I am studying for the GRE. I am taking it June 20, 2011, and I'm pretty scared of it. I have a 2.5" thick prep book and a box of 500 words. I'm trying to figure out the best way to study. Through some calculation, I figured out that if I study 6 of the 500 words everyday, I will have them all done by June 20. But, how do I remember these words. I should write a paragraph using them like we did in elementary school. Good idea? Also, that way we can all learn together.

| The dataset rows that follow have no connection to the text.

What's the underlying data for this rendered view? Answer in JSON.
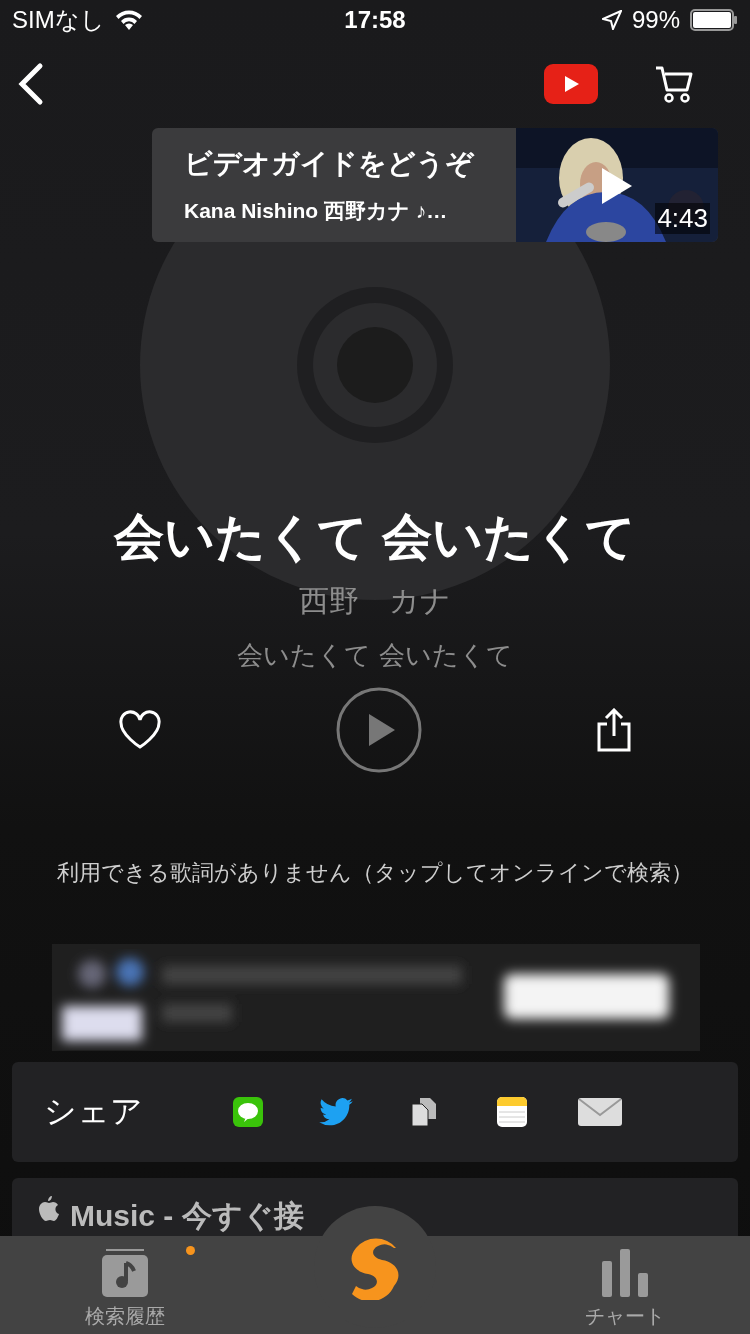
{
  "status_bar": {
    "carrier": "SIMなし",
    "time": "17:58",
    "battery": "99%"
  },
  "video_guide": {
    "title": "ビデオガイドをどうぞ",
    "subtitle": "Kana Nishino 西野カナ ♪…",
    "duration": "4:43"
  },
  "song": {
    "title": "会いたくて 会いたくて",
    "artist": "西野　カナ",
    "album": "会いたくて 会いたくて",
    "liked": false
  },
  "lyrics_notice": "利用できる歌詞がありません（タップしてオンラインで検索）",
  "share": {
    "label": "シェア",
    "targets": [
      {
        "kind": "line"
      },
      {
        "kind": "twitter"
      },
      {
        "kind": "copy"
      },
      {
        "kind": "notes"
      },
      {
        "kind": "mail"
      }
    ]
  },
  "music_card": {
    "title": "Music - 今すぐ接"
  },
  "tabs": [
    {
      "kind": "history",
      "label": "検索履歴",
      "badge": true
    },
    {
      "kind": "shazam"
    },
    {
      "kind": "chart",
      "label": "チャート",
      "badge": false
    }
  ]
}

This might bet really boring after a while, but we'll see who gets into grad school, won't we?
abase—to humble, disgrace
abate—to reduce in degree, amount, or severity
abdicate—to give up, right, power, or position
aberrant—deviating from what is normal; unexpected, unusual
abeyance—temporary suppression or suspension
abjure—to reject, abandon formally
abscond—to leave secretly
Last night I turned my phone off. I did this because I was so tired and didn't want any interruptions while I slept. This was quite aberrant of me, as the last time I turned my phone off was when I was on an airplane flying home for Christmas. Well, that's the last time I'll enter abeyance from the cellular world. If I had kept it on, then I would have known that my landlord was coming to sell the entire upstairs to a couple of tenants. He forgot that I still lived there! Furthermore, he insisted that I abdicate my cozy, homey, turquoise, cute, clean, awesome private room to some girl who is probably sick of living in Heritage Halls. Well, I can assure you that that wasn't going to happen. Well, in an effort to not totally abase the landlord, I asked in a nice way if he was going to abjure from the formal contract we signed last August. He wasn't even aware of the contract, so I just told him I am staying til August and not giving up my room. Despite my defiant attitude, I could not abate the surge of hopeful tenants. In a perfect world where I had no inhibitions, I would have made the place as detestable as I could, so no one would want to live there—like put chewed gum all over the counters, dirty up all the dishes and pile them in the sink and on the stove, get one of the stray cats to come inside and do their thing, spray a can of body odor spray (that exists in a perfect world), get a whoopie cushion and sit on it for everyone to hear, be as gross as possible, have my boyfriend walk around without a shirt on. That's what I was daydreaming about as people passed through my kitchen and I read my scriptures to myself by the heater. Hmmmm. Who knows what will happen?